What separates residential property value from commercial is the economic performance. Residential has none, and commercial has nothing but. As investments, residential property is pretty lousy – no offense to readers who are homeowners – I am one too. But, look at your home purchase and its ROI (return on investment) after 10 years. I will bet its capital appreciation is somewhat if not largely offset by the expense of keeping the place up, which has no income to offset. We should just be glad it’s not a car that loses value faster than a summer day loses heat.

Enter the “CAP” rate, which is short for capitalization rate. This metric, expressed as a percentage, gives a buyer important information about the economic value of a property, namely how fast will the purchase price be recovered by the NOI (net operating income)? The NOI is gross rents less insurance, taxes, and maintenance, which may include property management fees and capital fund contributions (for major capital replacements like a new roof, heating system, or parking lot). Financing and depreciation are not part of the calculus.

For example, a $1,000,000 income property that has an NOI of $100,000, has a CAP rate of 10%.

A $900,000 property with the same NOI has a cap rate of 11.1% ($100,000/$900,000). When you know the price and NOI you can always determine the CAP rate. And, knowing the income and CAP rate, you can derive the price; know the price and CAP rate and you will know the income.  So, this tool is vital in quickly determining whether an investment is worth investigating.

Not all CAP rates are equal. An “anchor” store, let’s say a Walmart in a prime location, may have a CAP rate of 3%. This is an indication that the building is stabilized by a long lease with an international corporate behemoth. That level of stability and location drive up the price, pushing down the CAP rate. Buyers will pay a hefty premium for commercially vibrant locations and long leases with anchor tenants.  Conversely, CAP rates of 15% or higher may be common in depressed areas or poor locations where the stability of tenancy is weak.

In the Maine market, the range of CAP rates fluctuates too, from 7% to 14%. Once an area, town, or neighborhood is selected to look for commercial opportunities, finding out what the prevailing CAP rates are in the area is essential in gauging the viability of a particular investment. 
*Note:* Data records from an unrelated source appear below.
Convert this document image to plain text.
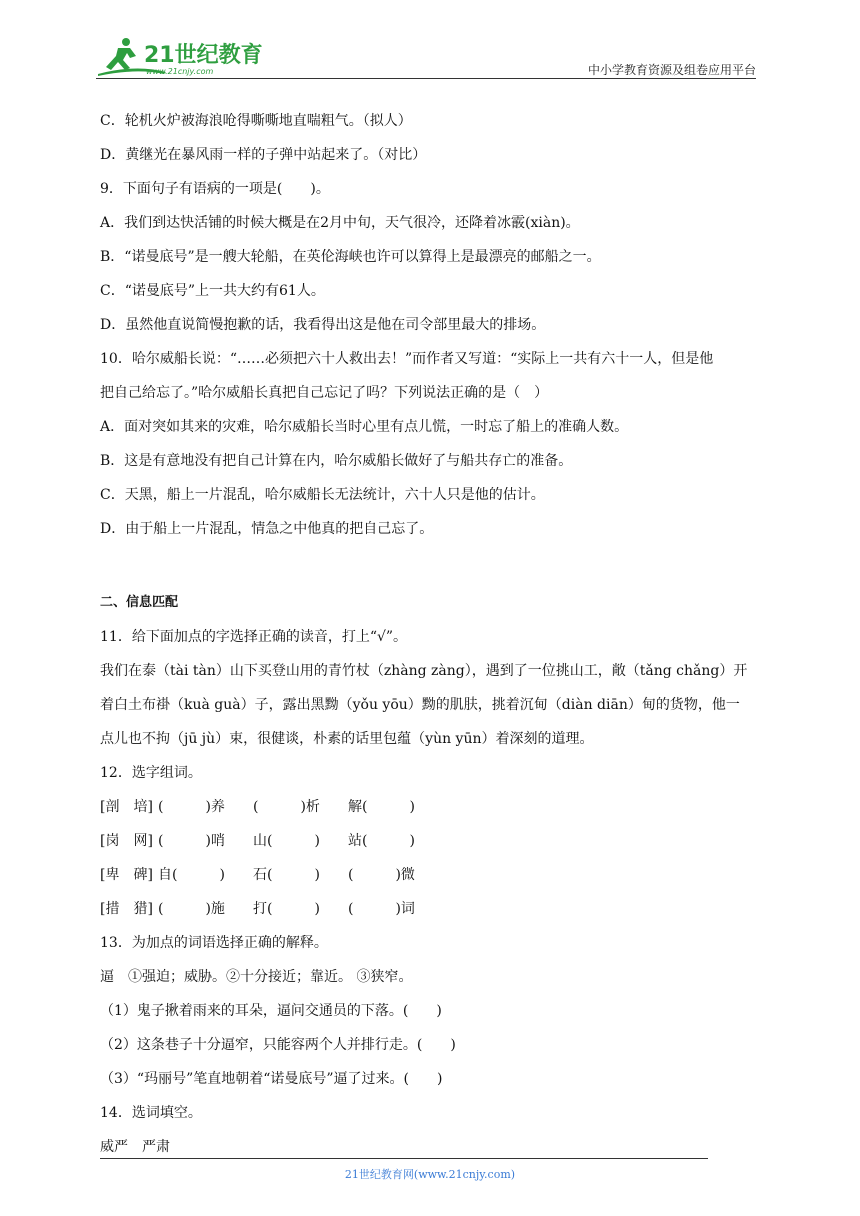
21世纪教育
www.21cnjy.com	中小学教育资源及组卷应用平台
C．轮机火炉被海浪呛得嘶嘶地直喘粗气。（拟人）
D．黄继光在暴风雨一样的子弹中站起来了。（对比）
9．下面句子有语病的一项是(　　)。
A．我们到达快活铺的时候大概是在2月中旬，天气很冷，还降着冰霰(xiàn)。
B．“诺曼底号”是一艘大轮船，在英伦海峡也许可以算得上是最漂亮的邮船之一。
C．“诺曼底号”上一共大约有61人。
D．虽然他直说简慢抱歉的话，我看得出这是他在司令部里最大的排场。
10．哈尔威船长说：“……必须把六十人救出去！”而作者又写道：“实际上一共有六十一人，但是他
把自己给忘了。”哈尔威船长真把自己忘记了吗？下列说法正确的是（　）
A．面对突如其来的灾难，哈尔威船长当时心里有点儿慌，一时忘了船上的准确人数。
B．这是有意地没有把自己计算在内，哈尔威船长做好了与船共存亡的准备。
C．天黑，船上一片混乱，哈尔威船长无法统计，六十人只是他的估计。
D．由于船上一片混乱，情急之中他真的把自己忘了。
二、信息匹配
11．给下面加点的字选择正确的读音，打上“√”。
我们在泰（tài tàn）山下买登山用的青竹杖（zhàng zàng），遇到了一位挑山工，敞（tǎng chǎng）开
着白土布褂（kuà guà）子，露出黑黝（yǒu yōu）黝的肌肤，挑着沉甸（diàn diān）甸的货物，他一
点儿也不拘（jū jù）束，很健谈，朴素的话里包蕴（yùn yūn）着深刻的道理。
12．选字组词。
[剖　培] (　　　)养	(　　　)析	解(　　　)
[岗　网] (　　　)哨	山(　　　)	站(　　　)
[卑　碑] 自(　　　)	石(　　　)	(　　　)微
[措　猎] (　　　)施	打(　　　)	(　　　)词
13．为加点的词语选择正确的解释。
逼　①强迫；威胁。②十分接近；靠近。 ③狭窄。
（1）鬼子揪着雨来的耳朵，逼问交通员的下落。(　　)
（2）这条巷子十分逼窄，只能容两个人并排行走。(　　)
（3）“玛丽号”笔直地朝着“诺曼底号”逼了过来。(　　)
14．选词填空。
威严　严肃
21世纪教育网(www.21cnjy.com)
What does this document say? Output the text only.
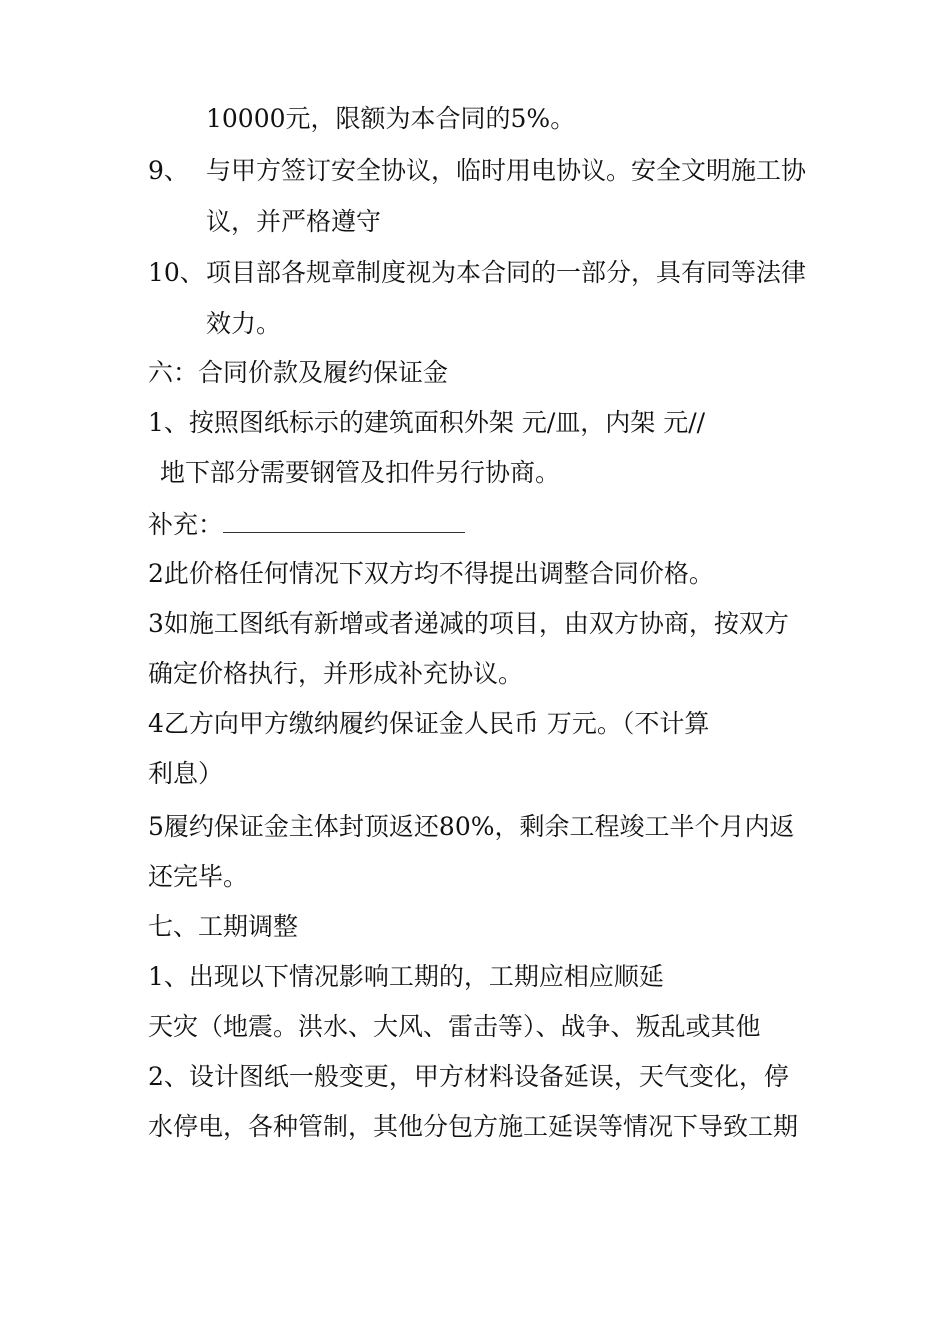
10000元，限额为本合同的5%。
9、 与甲方签订安全协议，临时用电协议。安全文明施工协
议，并严格遵守
10、项目部各规章制度视为本合同的一部分，具有同等法律
效力。
六：合同价款及履约保证金
1、按照图纸标示的建筑面积外架 元/皿，内架 元//
地下部分需要钢管及扣件另行协商。
补充：
2此价格任何情况下双方均不得提出调整合同价格。
3如施工图纸有新增或者递减的项目，由双方协商，按双方
确定价格执行，并形成补充协议。
4乙方向甲方缴纳履约保证金人民币 万元。（不计算
利息）
5履约保证金主体封顶返还80%，剩余工程竣工半个月内返
还完毕。
七、工期调整
1、出现以下情况影响工期的，工期应相应顺延
天灾（地震。洪水、大风、雷击等）、战争、叛乱或其他
2、设计图纸一般变更，甲方材料设备延误，天气变化，停
水停电，各种管制，其他分包方施工延误等情况下导致工期
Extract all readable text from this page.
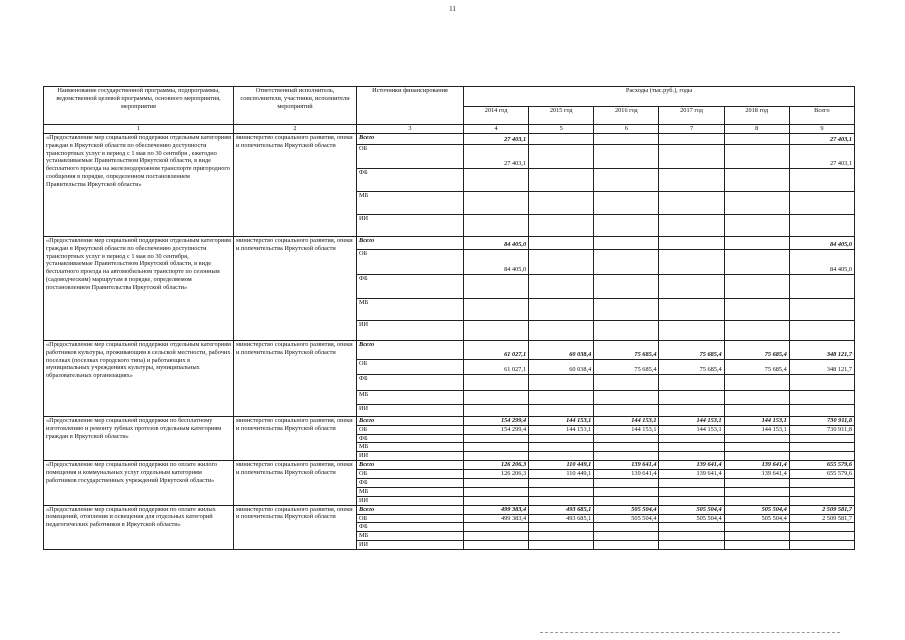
11
Наименование государственной программы, подпрограммы, ведомственной целевой программы, основного мероприятия, мероприятия	Ответственный исполнитель, соисполнители, участники, исполнители мероприятий	Источники финансирования	Расходы (тыс.руб.), годы					
			2014 год	2015 год	2016 год	2017 год	2018 год	Всего
1	2	3	4	5	6	7	8	9
«Предоставление мер социальной поддержки отдельным категориям граждан в Иркутской области по обеспечению доступности транспортных услуг в период с 1 мая по 30 сентября , ежегодно устанавливаемые Правительством Иркутской области, в виде бесплатного проезда на железнодорожном транспорте пригородного сообщения в порядке, определенном постановлением Правительства Иркутской области»	министерство социального развития, опеки и попечительства Иркутской области	Всего	27 403,1					27 403,1
		ОБ	27 403,1					27 403,1
		ФБ						
		МБ						
		ИИ						
«Предоставление мер социальной поддержки отдельным категориям граждан в Иркутской области по обеспечению доступности транспортных услуг в период с 1 мая по 30 сентября, устанавливаемые Правительством Иркутской области, в виде бесплатного проезда на автомобильном транспорте по сезонным (садоводческим) маршрутам в порядке, определяемом постановлением Правительства Иркутской области»	министерство социального развития, опеки и попечительства Иркутской области	Всего	84 405,0					84 405,0
		ОБ	84 405,0					84 405,0
		ФБ						
		МБ						
		ИИ						
«Предоставление мер социальной поддержки отдельным категориям работников культуры, проживающим в сельской местности, рабочих поселках (поселках городского типа) и работающих в муниципальных учреждениях культуры, муниципальных образовательных организациях»	министерство социального развития, опеки и попечительства Иркутской области	Всего	61 027,1	60 038,4	75 685,4	75 685,4	75 685,4	348 121,7
		ОБ	61 027,1	60 038,4	75 685,4	75 685,4	75 685,4	348 121,7
		ФБ						
		МБ						
		ИИ						
«Предоставление мер социальной поддержки по бесплатному изготовлению и ремонту зубных протезов отдельным категориям граждан в Иркутской области»	министерство социального развития, опеки и попечительства Иркутской области	Всего	154 299,4	144 153,1	144 153,1	144 153,1	144 153,1	730 911,8
		ОБ	154 299,4	144 153,1	144 153,1	144 153,1	144 153,1	730 911,8
		ФБ						
		МБ						
		ИИ						
«Предоставление мер социальной поддержки по оплате жилого помещения и коммунальных услуг отдельным категориям работников государственных учреждений Иркутской области»	министерство социального развития, опеки и попечительства Иркутской области	Всего	126 206,3	110 449,1	139 641,4	139 641,4	139 641,4	655 579,6
		ОБ	126 206,3	110 449,1	139 641,4	139 641,4	139 641,4	655 579,6
		ФБ						
		МБ						
		ИИ						
«Предоставление мер социальной поддержки по оплате жилых помещений, отопления и освещения для отдельных категорий педагогических работников в Иркутской области»	министерство социального развития, опеки и попечительства Иркутской области	Всего	499 383,4	493 685,1	505 504,4	505 504,4	505 504,4	2 509 581,7
		ОБ	499 383,4	493 685,1	505 504,4	505 504,4	505 504,4	2 509 581,7
		ФБ						
		МБ						
		ИИ						
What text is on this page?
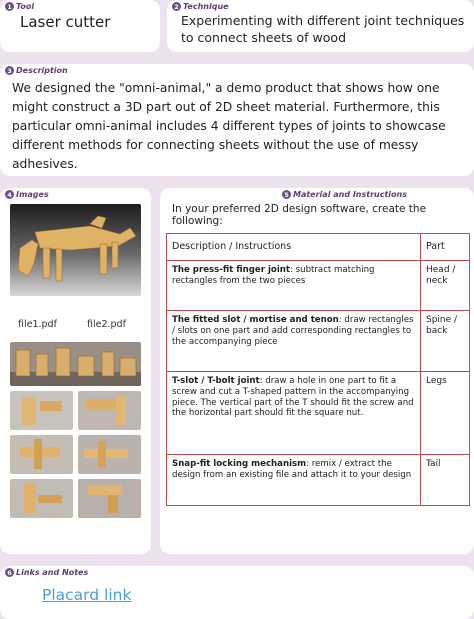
1 Tool
Laser cutter
2 Technique
Experimenting with different joint techniques to connect sheets of wood
3 Description
We designed the "omni-animal," a demo product that shows how one might construct a 3D part out of 2D sheet material. Furthermore, this particular omni-animal includes 4 different types of joints to showcase different methods for connecting sheets without the use of messy adhesives.
4 Images
file1.pdf	file2.pdf
5 Material and Instructions
In your preferred 2D design software, create the following:
Description / Instructions	Part
The press-fit finger joint: subtract matching rectangles from the two pieces	Head / neck
The fitted slot / mortise and tenon: draw rectangles / slots on one part and add corresponding rectangles to the accompanying piece	Spine / back
T-slot / T-bolt joint: draw a hole in one part to fit a screw and cut a T-shaped pattern in the accompanying piece. The vertical part of the T should fit the screw and the horizontal part should fit the square nut.	Legs
Snap-fit locking mechanism: remix / extract the design from an existing file and attach it to your design	Tail
6 Links and Notes
Placard link
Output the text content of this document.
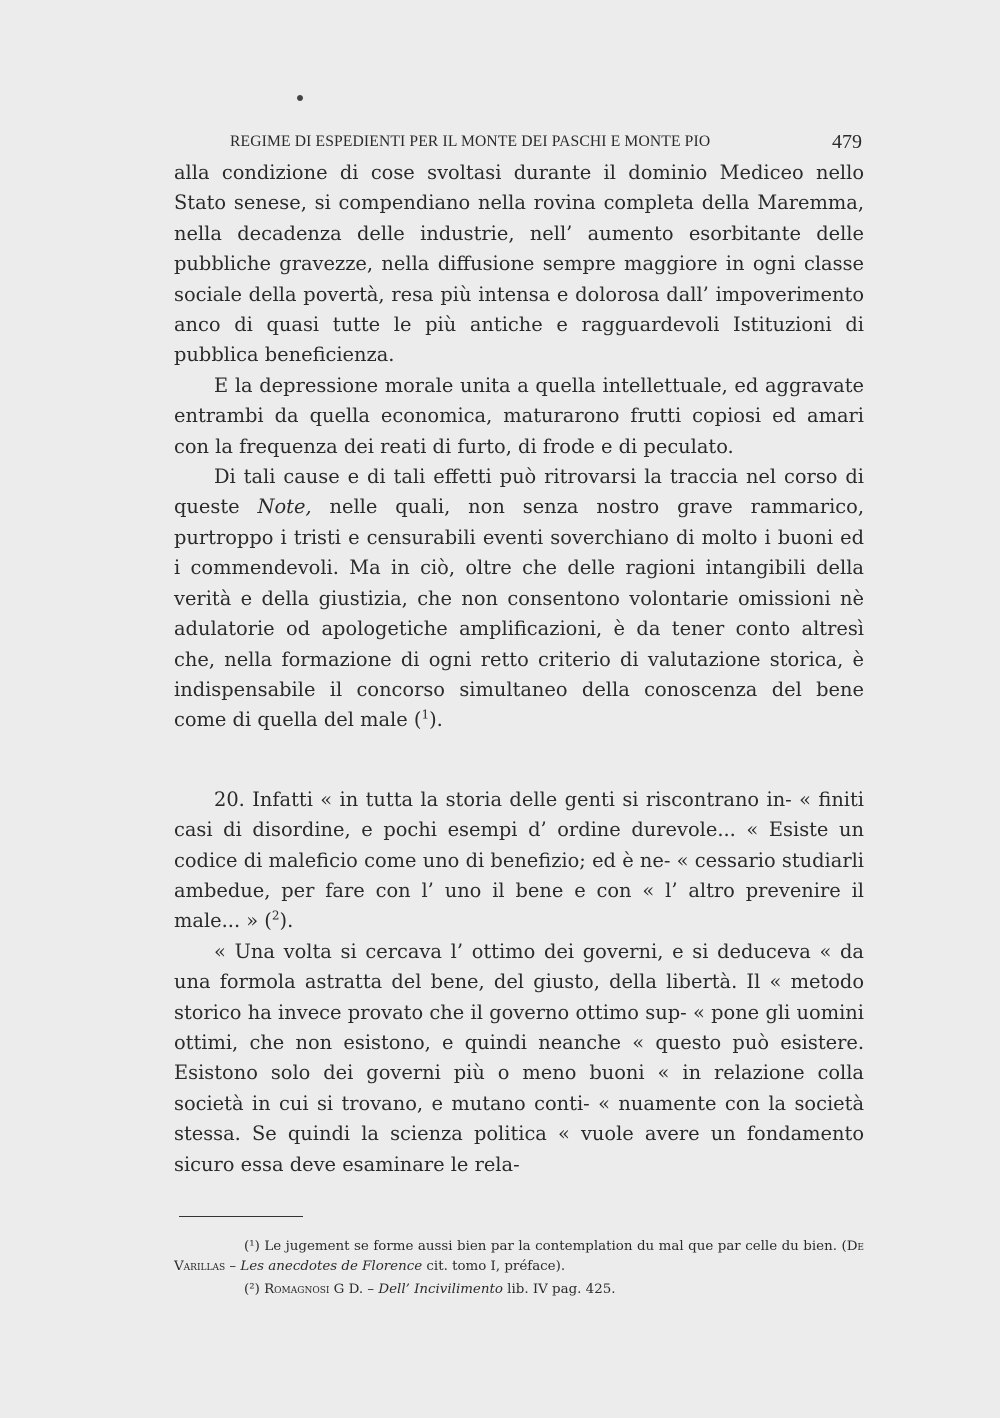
REGIME DI ESPEDIENTI PER IL MONTE DEI PASCHI E MONTE PIO	479

alla condizione di cose svoltasi durante il dominio Mediceo nello Stato senese, si compendiano nella rovina completa della Maremma, nella decadenza delle industrie, nell’ aumento esorbitante delle pubbliche gravezze, nella diffusione sempre maggiore in ogni classe sociale della povertà, resa più intensa e dolorosa dall’ impoverimento anco di quasi tutte le più antiche e ragguardevoli Istituzioni di pubblica beneficienza.

E la depressione morale unita a quella intellettuale, ed aggravate entrambi da quella economica, maturarono frutti copiosi ed amari con la frequenza dei reati di furto, di frode e di peculato.

Di tali cause e di tali effetti può ritrovarsi la traccia nel corso di queste Note, nelle quali, non senza nostro grave rammarico, purtroppo i tristi e censurabili eventi soverchiano di molto i buoni ed i commendevoli. Ma in ciò, oltre che delle ragioni intangibili della verità e della giustizia, che non consentono volontarie omissioni nè adulatorie od apologetiche amplificazioni, è da tener conto altresì che, nella formazione di ogni retto criterio di valutazione storica, è indispensabile il concorso simultaneo della conoscenza del bene come di quella del male ($^1$).

20. Infatti « in tutta la storia delle genti si riscontrano in- « finiti casi di disordine, e pochi esempi d’ ordine durevole... « Esiste un codice di maleficio come uno di benefizio; ed è ne- « cessario studiarli ambedue, per fare con l’ uno il bene e con « l’ altro prevenire il male... » ($^2$).

« Una volta si cercava l’ ottimo dei governi, e si deduceva « da una formola astratta del bene, del giusto, della libertà. Il « metodo storico ha invece provato che il governo ottimo sup- « pone gli uomini ottimi, che non esistono, e quindi neanche « questo può esistere. Esistono solo dei governi più o meno buoni « in relazione colla società in cui si trovano, e mutano conti- « nuamente con la società stessa. Se quindi la scienza politica « vuole avere un fondamento sicuro essa deve esaminare le rela-

(¹) Le jugement se forme aussi bien par la contemplation du mal que par celle du bien. (De Varillas – Les anecdotes de Florence cit. tomo I, préface).

(²) Romagnosi G D. – Dell’ Incivilimento lib. IV pag. 425.
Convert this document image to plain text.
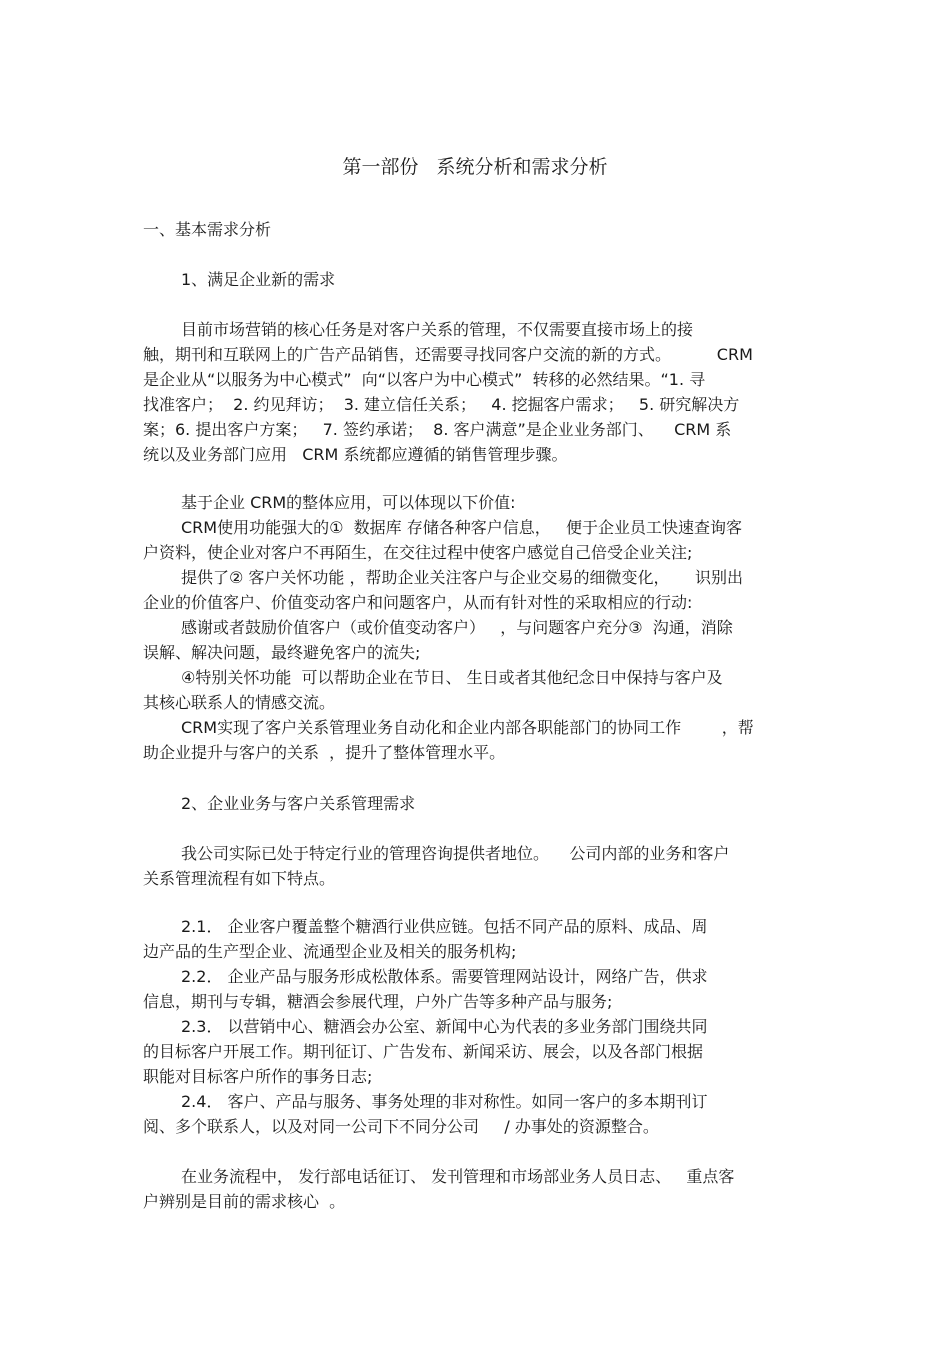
第一部份   系统分析和需求分析
一、基本需求分析
1、满足企业新的需求
目前市场营销的核心任务是对客户关系的管理，不仅需要直接市场上的接
触，期刊和互联网上的广告产品销售，还需要寻找同客户交流的新的方式。         CRM
是企业从“以服务为中心模式”  向“以客户为中心模式”  转移的必然结果。“1. 寻
找准客户；  2. 约见拜访；  3. 建立信任关系；   4. 挖掘客户需求；   5. 研究解决方
案；6. 提出客户方案；   7. 签约承诺；  8. 客户满意”是企业业务部门、    CRM 系
统以及业务部门应用   CRM 系统都应遵循的销售管理步骤。
基于企业 CRM的整体应用，可以体现以下价值:
CRM使用功能强大的①  数据库 存储各种客户信息，   便于企业员工快速查询客
户资料，使企业对客户不再陌生，在交往过程中使客户感觉自己倍受企业关注;
提供了② 客户关怀功能 ，帮助企业关注客户与企业交易的细微变化，     识别出
企业的价值客户、价值变动客户和问题客户，从而有针对性的采取相应的行动:
感谢或者鼓励价值客户（或价值变动客户）   ，与问题客户充分③  沟通，消除
误解、解决问题，最终避免客户的流失;
④特别关怀功能  可以帮助企业在节日、 生日或者其他纪念日中保持与客户及
其核心联系人的情感交流。
CRM实现了客户关系管理业务自动化和企业内部各职能部门的协同工作        ，帮
助企业提升与客户的关系  ，提升了整体管理水平。
2、企业业务与客户关系管理需求
我公司实际已处于特定行业的管理咨询提供者地位。    公司内部的业务和客户
关系管理流程有如下特点。
2.1． 企业客户覆盖整个糖酒行业供应链。包括不同产品的原料、成品、周
边产品的生产型企业、流通型企业及相关的服务机构;
2.2． 企业产品与服务形成松散体系。需要管理网站设计，网络广告，供求
信息，期刊与专辑，糖酒会参展代理，户外广告等多种产品与服务;
2.3． 以营销中心、糖酒会办公室、新闻中心为代表的多业务部门围绕共同
的目标客户开展工作。期刊征订、广告发布、新闻采访、展会，以及各部门根据
职能对目标客户所作的事务日志;
2.4． 客户、产品与服务、事务处理的非对称性。如同一客户的多本期刊订
阅、多个联系人，以及对同一公司下不同分公司     / 办事处的资源整合。
在业务流程中， 发行部电话征订、 发刊管理和市场部业务人员日志、   重点客
户辨别是目前的需求核心  。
I have seen investment properties grossly overpriced because they are in desirable residential neighborhoods, close to the beach with water views, etc. Residential agents who don’t understand this important metric to determine value will miss the mark. Investor/buyers will simply not consider a 3 CAP where the property begins to be viable only at a 10 CAP, regardless of the proximity to a residential perk.

So, using the CAP rate is an excellent starting point to find a good commercial opportunity. Of course, the devil is in the details. CAP rates can be fudged to mislead buyers into thinking the property is earning more net dollars than it really is. Due diligence on this is the first step to understanding whether or not a property is worth pursuing.